1

We are working on Qubole with Spark version 2.0.2.

We have a multi-step process in which all the intermediate steps write their output to HDFS and later this output is used in the reporting layer.

As per our use case, we want to avoid writing to HDFS and keep all the intermediate output as temporary tables in spark and directly write the final reporting layer output.

For this implementation, we wanted to use Job server provided by Qubole but when we try to trigger multiple queries on the Job server, Job server is running my jobs sequentially.

I have observed the same behavior in Databricks cluster as well.

The cluster we are using is a 30 node, r4.2xlarge.
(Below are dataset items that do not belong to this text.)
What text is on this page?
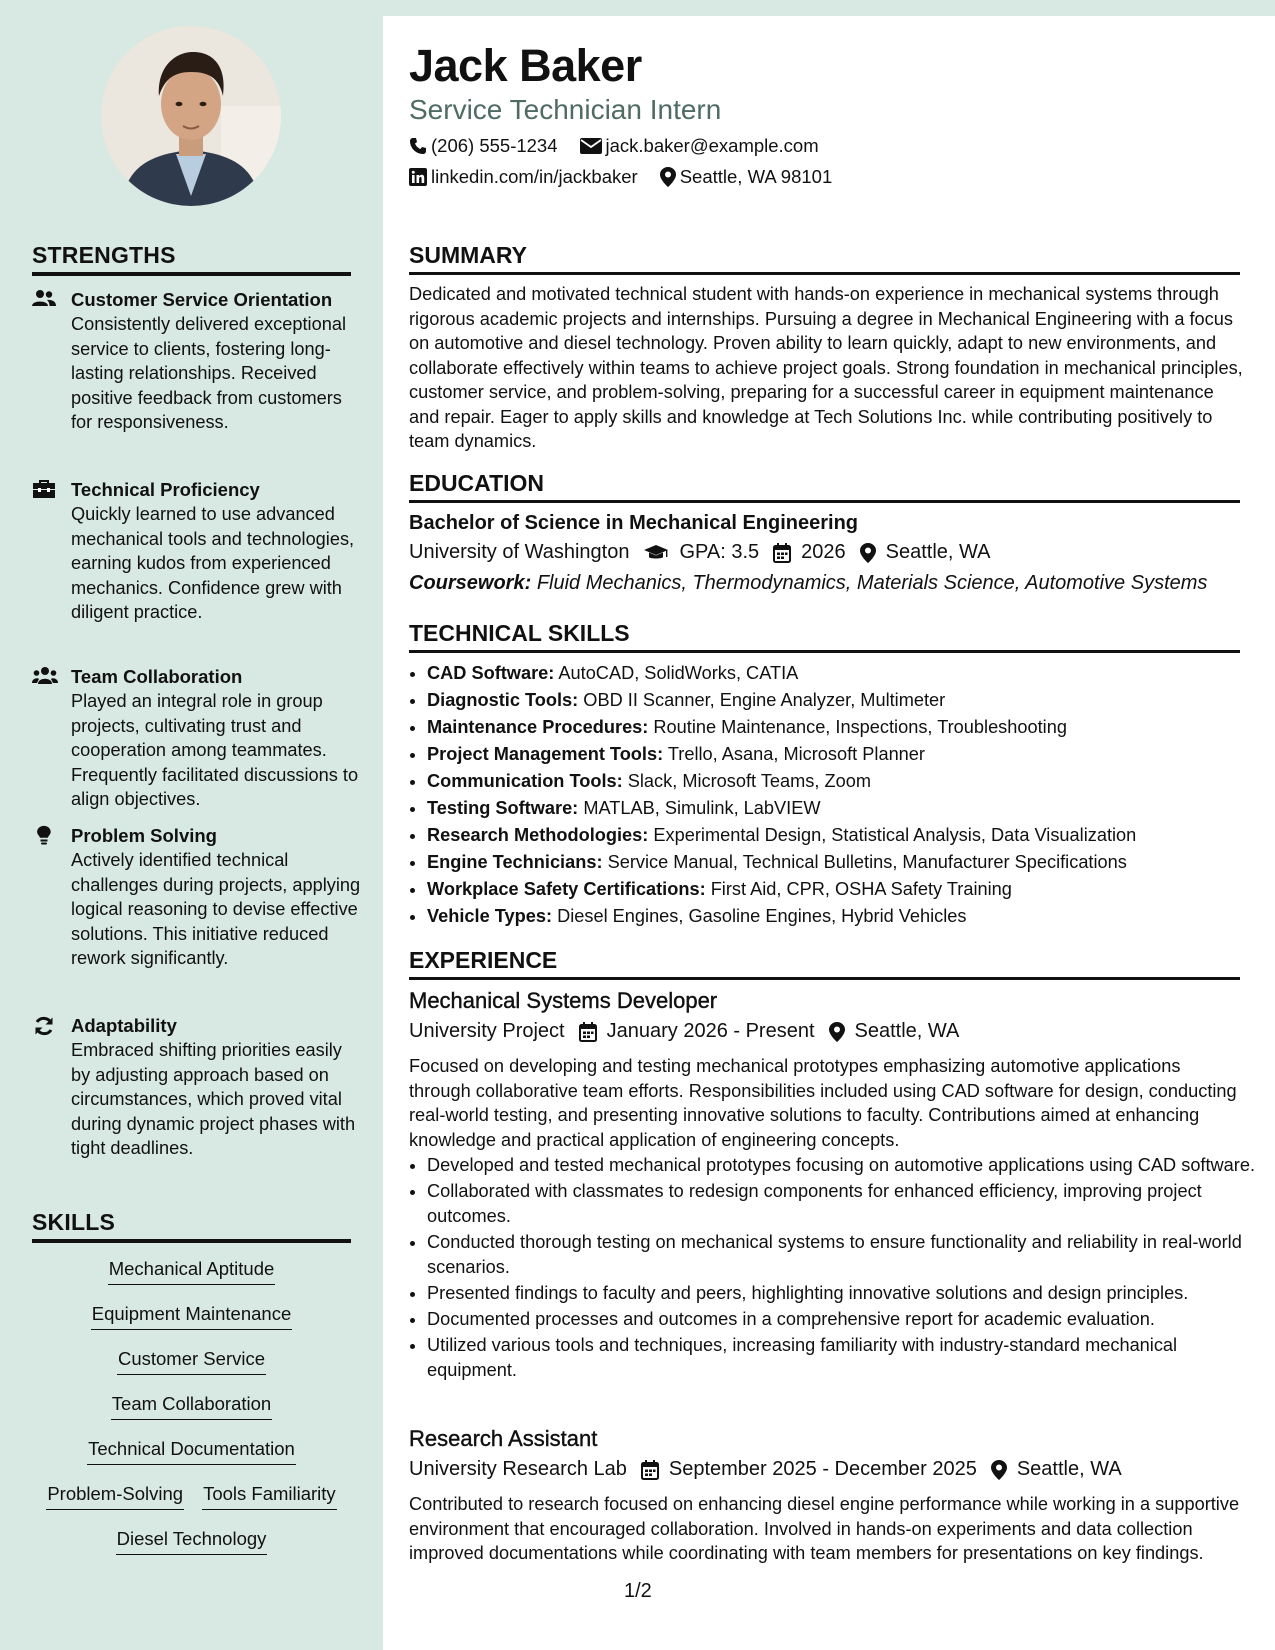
STRENGTHS
Customer Service Orientation
Consistently delivered exceptional service to clients, fostering long-lasting relationships. Received positive feedback from customers for responsiveness.
Technical Proficiency
Quickly learned to use advanced mechanical tools and technologies, earning kudos from experienced mechanics. Confidence grew with diligent practice.
Team Collaboration
Played an integral role in group projects, cultivating trust and cooperation among teammates. Frequently facilitated discussions to align objectives.
Problem Solving
Actively identified technical challenges during projects, applying logical reasoning to devise effective solutions. This initiative reduced rework significantly.
Adaptability
Embraced shifting priorities easily by adjusting approach based on circumstances, which proved vital during dynamic project phases with tight deadlines.
SKILLS
Mechanical Aptitude
Equipment Maintenance
Customer Service
Team Collaboration
Technical Documentation
Problem-Solving Tools Familiarity
Diesel Technology
Jack Baker
Service Technician Intern
(206) 555-1234	jack.baker@example.com
linkedin.com/in/jackbaker Seattle, WA 98101
SUMMARY
Dedicated and motivated technical student with hands-on experience in mechanical systems through rigorous academic projects and internships. Pursuing a degree in Mechanical Engineering with a focus on automotive and diesel technology. Proven ability to learn quickly, adapt to new environments, and collaborate effectively within teams to achieve project goals. Strong foundation in mechanical principles, customer service, and problem-solving, preparing for a successful career in equipment maintenance and repair. Eager to apply skills and knowledge at Tech Solutions Inc. while contributing positively to team dynamics.
EDUCATION
Bachelor of Science in Mechanical Engineering
University of Washington	GPA: 3.5 2026 Seattle, WA
Coursework: Fluid Mechanics, Thermodynamics, Materials Science, Automotive Systems
TECHNICAL SKILLS
• CAD Software: AutoCAD, SolidWorks, CATIA
• Diagnostic Tools: OBD II Scanner, Engine Analyzer, Multimeter
• Maintenance Procedures: Routine Maintenance, Inspections, Troubleshooting
• Project Management Tools: Trello, Asana, Microsoft Planner
• Communication Tools: Slack, Microsoft Teams, Zoom
• Testing Software: MATLAB, Simulink, LabVIEW
• Research Methodologies: Experimental Design, Statistical Analysis, Data Visualization
• Engine Technicians: Service Manual, Technical Bulletins, Manufacturer Specifications
• Workplace Safety Certifications: First Aid, CPR, OSHA Safety Training
• Vehicle Types: Diesel Engines, Gasoline Engines, Hybrid Vehicles
EXPERIENCE
Mechanical Systems Developer
University Project January 2026 - Present Seattle, WA
Focused on developing and testing mechanical prototypes emphasizing automotive applications through collaborative team efforts. Responsibilities included using CAD software for design, conducting real-world testing, and presenting innovative solutions to faculty. Contributions aimed at enhancing knowledge and practical application of engineering concepts.
• Developed and tested mechanical prototypes focusing on automotive applications using CAD software.
• Collaborated with classmates to redesign components for enhanced efficiency, improving project outcomes.
• Conducted thorough testing on mechanical systems to ensure functionality and reliability in real-world scenarios.
• Presented findings to faculty and peers, highlighting innovative solutions and design principles.
• Documented processes and outcomes in a comprehensive report for academic evaluation.
• Utilized various tools and techniques, increasing familiarity with industry-standard mechanical equipment.
Research Assistant
University Research Lab September 2025 - December 2025 Seattle, WA
Contributed to research focused on enhancing diesel engine performance while working in a supportive environment that encouraged collaboration. Involved in hands-on experiments and data collection improved documentations while coordinating with team members for presentations on key findings.
1/2
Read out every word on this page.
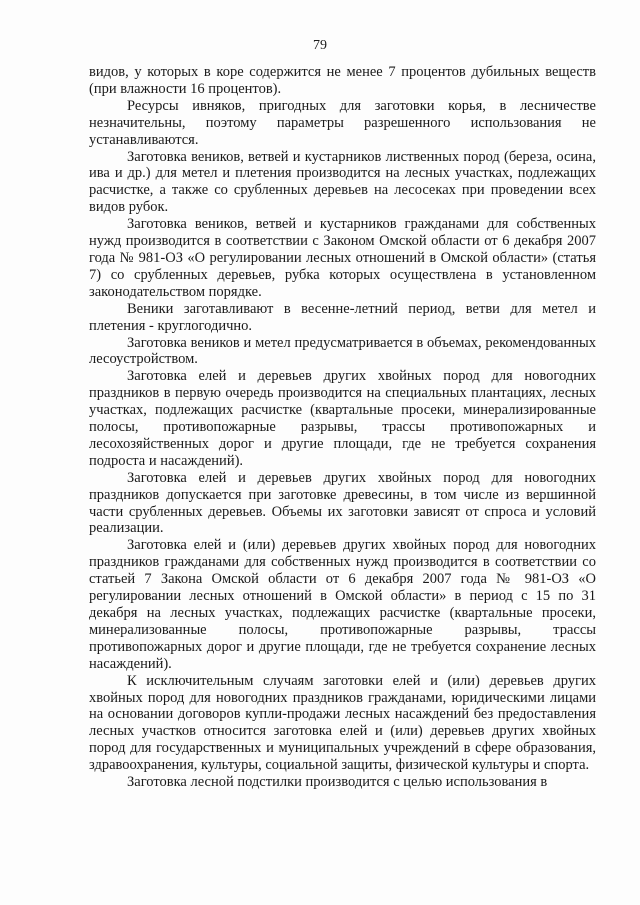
79

видов, у которых в коре содержится не менее 7 процентов дубильных веществ (при влажности 16 процентов).

Ресурсы ивняков, пригодных для заготовки корья, в лесничестве незначительны, поэтому параметры разрешенного использования не устанавливаются.

Заготовка веников, ветвей и кустарников лиственных пород (береза, осина, ива и др.) для метел и плетения производится на лесных участках, подлежащих расчистке, а также со срубленных деревьев на лесосеках при проведении всех видов рубок.

Заготовка веников, ветвей и кустарников гражданами для собственных нужд производится в соответствии с Законом Омской области от 6 декабря 2007 года № 981-ОЗ «О регулировании лесных отношений в Омской области» (статья 7) со срубленных деревьев, рубка которых осуществлена в установленном законодательством порядке.

Веники заготавливают в весенне-летний период, ветви для метел и плетения - круглогодично.

Заготовка веников и метел предусматривается в объемах, рекомендованных лесоустройством.

Заготовка елей и деревьев других хвойных пород для новогодних праздников в первую очередь производится на специальных плантациях, лесных участках, подлежащих расчистке (квартальные просеки, минерализированные полосы, противопожарные разрывы, трассы противопожарных и лесохозяйственных дорог и другие площади, где не требуется сохранения подроста и насаждений).

Заготовка елей и деревьев других хвойных пород для новогодних праздников допускается при заготовке древесины, в том числе из вершинной части срубленных деревьев. Объемы их заготовки зависят от спроса и условий реализации.

Заготовка елей и (или) деревьев других хвойных пород для новогодних праздников гражданами для собственных нужд производится в соответствии со статьей 7 Закона Омской области от 6 декабря 2007 года № 981-ОЗ «О регулировании лесных отношений в Омской области» в период с 15 по 31 декабря на лесных участках, подлежащих расчистке (квартальные просеки, минерализованные полосы, противопожарные разрывы, трассы противопожарных дорог и другие площади, где не требуется сохранение лесных насаждений).

К исключительным случаям заготовки елей и (или) деревьев других хвойных пород для новогодних праздников гражданами, юридическими лицами на основании договоров купли-продажи лесных насаждений без предоставления лесных участков относится заготовка елей и (или) деревьев других хвойных пород для государственных и муниципальных учреждений в сфере образования, здравоохранения, культуры, социальной защиты, физической культуры и спорта.

Заготовка лесной подстилки производится с целью использования в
Does anyone has experience in running multiple jobs using job server ?

Community's help will be greatly appreciated !

  • read this document hope it's useful for you https://github.com/spark-jobserver/spark-jobserver – Bhupesh May 02 '17 at 13:26
  • Thanks Bhupesh, But I cannot find anything about parallelism in this document. – Hardeep Saluja May 02 '17 at 13:59
  • @BhupeshKushwaha I also can't find any word about parallelism at spark job server. – VB_ May 12 '17 at 12:38
  • @HardeepSaluja have you found any information about this? – VB_ May 12 '17 at 12:39
  • May be you could give a try with https://github.com/streamlyio/streamly-spark-examples/blob/master/streamly-learning-spark/src/main/java/io/streamly/examples/SparkRunJobParallel.java – berrytchaks May 12 '17 at 15:43
  • Thanks for all your replies. But I am still not able to run parallel queries. I have created a python code to do multi-threading similar to what berrytchaks mentioned but that is in Java... But I am worried that if I use multithreading and create hundreds of threads, will my spark context support that ? – Hardeep Saluja May 16 '17 at 09:17
  • Which mode is used to run Spark? There's only FIFO scheduler for Standalone mode – morsik Mar 26 '20 at 08:55

0 Answers0